The previous all-up election, in 1997, saw three of the then thirteen wards go for mixed representation: Chalkwell, Eastwood and Milton. This was the year of the Blair landslide that saw some unexpected results all over the country.
I should not be, but I am, disappointed in the sloppy arguments used by the three Tory councillor bloggers.
Dear Ole Nige writes:” All groups are struggling to attract effective candidates or active election workers” – which may be his experience in his party, but is not what we are seeing in Labour locally. He also states “it is hardly that our local elections have shown any great risk of galvanising the majority of the electorate” which did not stop his party insisting on electing Police and Crime Commissioners (I remind him, again, that Nick Alston’s impressive mandate in our borough is a derisory one in thirty-five voters).
The Great Leader wants an overall reduction in elected members, odd somewhat when set against a backdrop of a rising population. Is he arguing that the more people we see in the town, the remoter they should be from their elected representatives? He also makes the point that “At times we seem to be fighting an eternal election campaign” which I see as a point in favour of the current electoral cycle – by having to test the water regularly we remain in touch, properly.

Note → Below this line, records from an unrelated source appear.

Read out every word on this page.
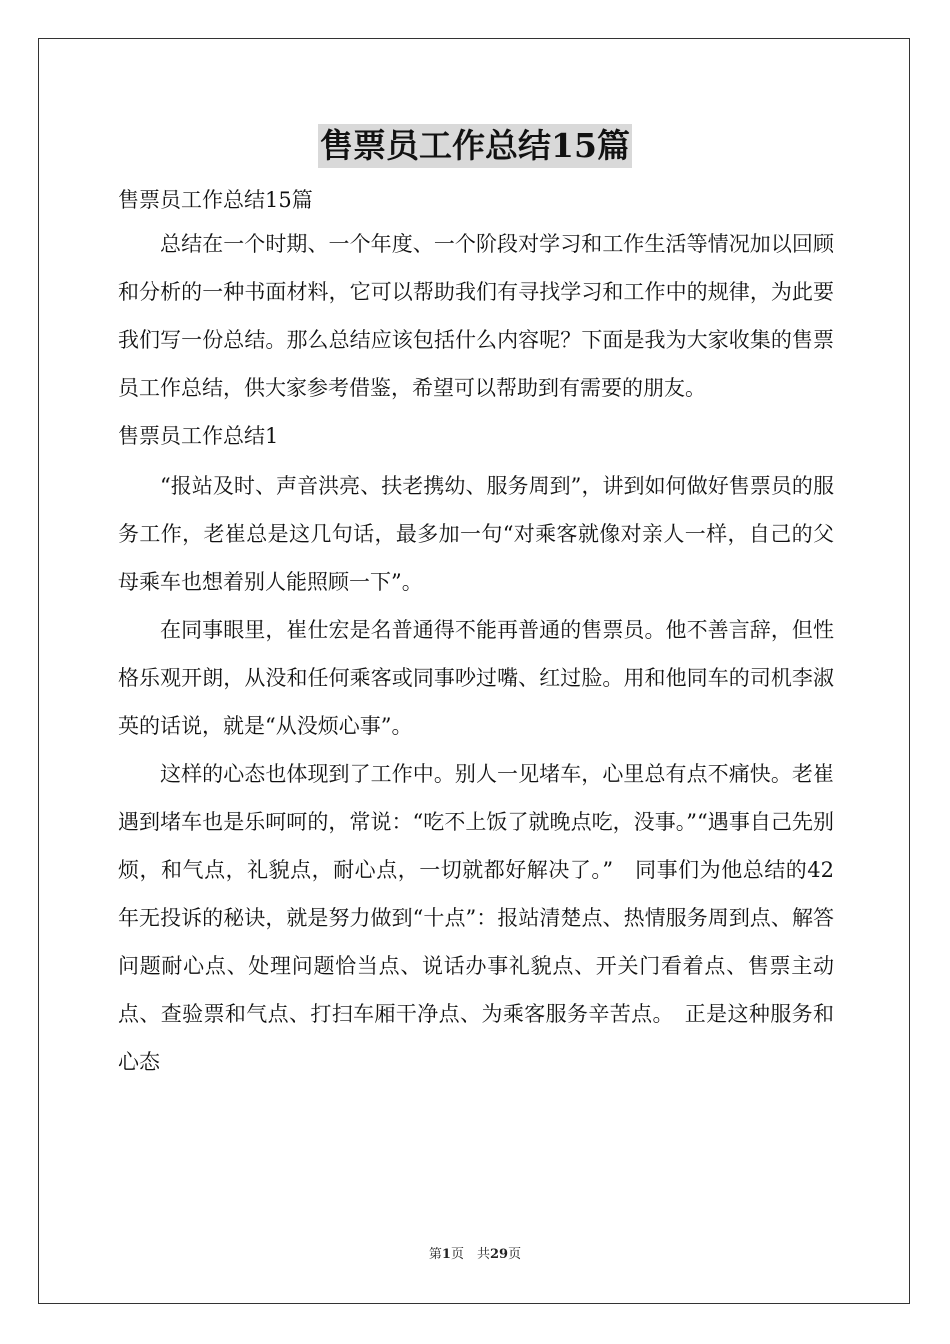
售票员工作总结15篇
售票员工作总结15篇

总结在一个时期、一个年度、一个阶段对学习和工作生活等情况加以回顾和分析的一种书面材料，它可以帮助我们有寻找学习和工作中的规律，为此要我们写一份总结。那么总结应该包括什么内容呢？下面是我为大家收集的售票员工作总结，供大家参考借鉴，希望可以帮助到有需要的朋友。

售票员工作总结1

“报站及时、声音洪亮、扶老携幼、服务周到”，讲到如何做好售票员的服务工作，老崔总是这几句话，最多加一句“对乘客就像对亲人一样，自己的父母乘车也想着别人能照顾一下”。

在同事眼里，崔仕宏是名普通得不能再普通的售票员。他不善言辞，但性格乐观开朗，从没和任何乘客或同事吵过嘴、红过脸。用和他同车的司机李淑英的话说，就是“从没烦心事”。

这样的心态也体现到了工作中。别人一见堵车，心里总有点不痛快。老崔遇到堵车也是乐呵呵的，常说：“吃不上饭了就晚点吃，没事。”“遇事自己先别烦，和气点，礼貌点，耐心点，一切就都好解决了。”　同事们为他总结的42年无投诉的秘诀，就是努力做到“十点”：报站清楚点、热情服务周到点、解答问题耐心点、处理问题恰当点、说话办事礼貌点、开关门看着点、售票主动点、查验票和气点、打扫车厢干净点、为乘客服务辛苦点。　正是这种服务和心态

第1页　共29页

Tony Cox makes this statement “I also suspect that the opposition parties will not support the move is that they would struggle to find 51 candidates.” To be fair he then says “I have no actual proof of this” which makes the assertion all the more remarkable. I can categorically state that Labour would be able to find fifty-one candidates, which makes his statement even more nonsense. However, if it were true, is Cllr Cox arguing for less choices for the voters in our borough?

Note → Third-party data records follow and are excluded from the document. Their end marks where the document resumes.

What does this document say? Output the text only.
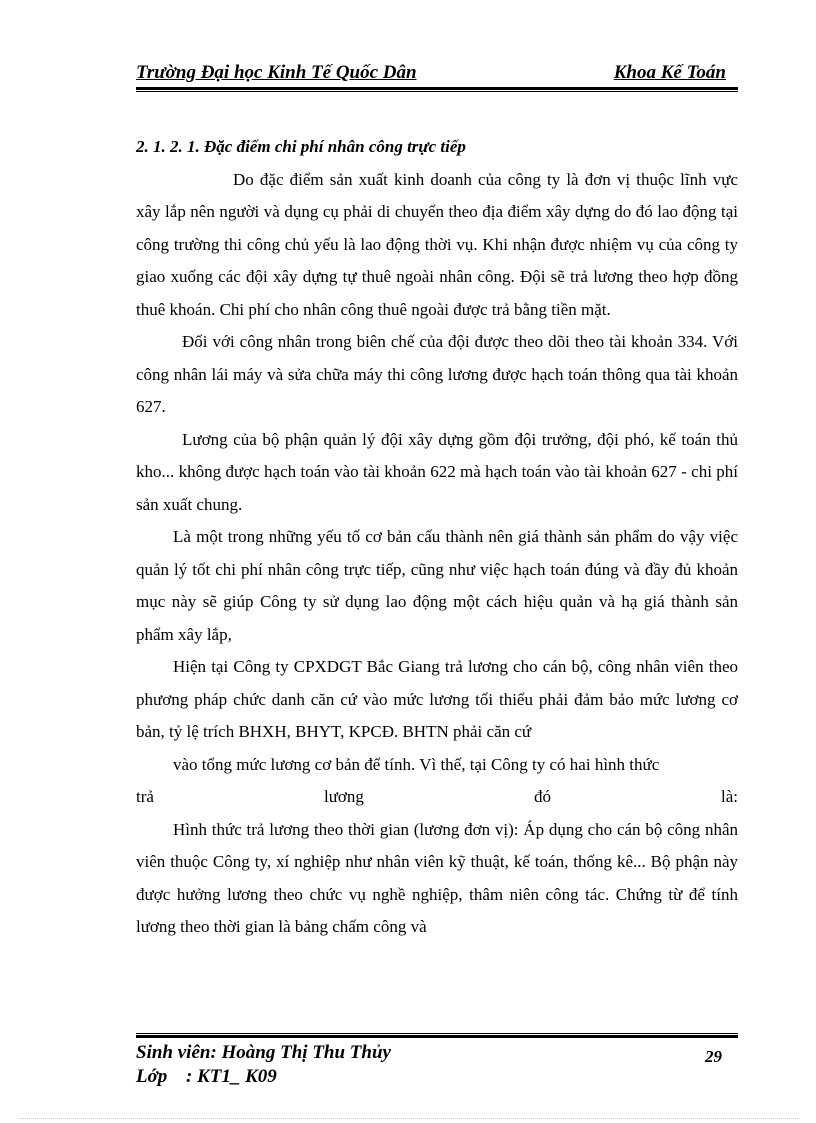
Trường Đại học Kinh Tế Quốc Dân	Khoa Kế Toán

2. 1. 2. 1. Đặc điểm chi phí nhân công trực tiếp

Do đặc điểm sản xuất kinh doanh của công ty là đơn vị thuộc lĩnh vực xây lắp nên người và dụng cụ phải di chuyển theo địa điểm xây dựng do đó lao động tại công trường thi công chủ yếu là lao động thời vụ. Khi nhận được nhiệm vụ của công ty giao xuống các đội xây dựng tự thuê ngoài nhân công. Đội sẽ trả lương theo hợp đồng thuê khoán. Chi phí cho nhân công thuê ngoài được trả bằng tiền mặt.

Đối với công nhân trong biên chế của đội được theo dõi theo tài khoản 334. Với công nhân lái máy và sửa chữa máy thi công lương được hạch toán thông qua tài khoản 627.

Lương của bộ phận quản lý đội xây dựng gồm đội trưởng, đội phó, kế toán thủ kho... không được hạch toán vào tài khoản 622 mà hạch toán vào tài khoản 627 - chi phí sản xuất chung.

Là một trong những yếu tố cơ bản cấu thành nên giá thành sản phẩm do vậy việc quản lý tốt chi phí nhân công trực tiếp, cũng như việc hạch toán đúng và đầy đủ khoản mục này sẽ giúp Công ty sử dụng lao động một cách hiệu quản và hạ giá thành sản phẩm xây lắp,

Hiện tại Công ty CPXDGT Bắc Giang trả lương cho cán bộ, công nhân viên theo phương pháp chức danh căn cứ vào mức lương tối thiểu phải đảm bảo mức lương cơ bản, tỷ lệ trích BHXH, BHYT, KPCĐ. BHTN phải căn cứ

vào tổng mức lương cơ bản để tính. Vì thế, tại Công ty có hai hình thức

trả	lương	đó	là:

Hình thức trả lương theo thời gian (lương đơn vị): Áp dụng cho cán bộ công nhân viên thuộc Công ty, xí nghiệp như nhân viên kỹ thuật, kế toán, thống kê... Bộ phận này được hưởng lương theo chức vụ nghề nghiệp, thâm niên công tác. Chứng từ để tính lương theo thời gian là bảng chấm công và

Sinh viên: Hoàng Thị Thu Thủy
Lớp : KT1_ K09
29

James Courtenay has a crystal ball! He must have, he already knows how the vote will go, stating that the Opposition will be saying no. I can reveal that Labour is still debating its view and so his headline is untrue. It may come to pass that we also reject the change, but this has yet to be agreed (being democratic we discuss and debate on a range of issues before every full council meeting).
Besides the cost savings I think there is some cynicism in the timing. The ruling administration could have suggested these changes a year ago, but they clearly did not fancy having all-up elections next year (the cost savings would still have applied) as they would likely have received an electoral mauling. In pushing for 2015 they are hoping for a bounce in their local fortunes. The Independents and Liberal Democrats will struggle in 2015 – Independent voices are somewhat lost in the General Election chatter, and Clegg’s party is going to struggle when forced to defend their record in Government to an electoral base that is not enamoured with all things blue.
As a final point, Nigel Holdcroft hopes to inflict on the borough a change that he will not have to endure himself – he is not seeking re-election next year.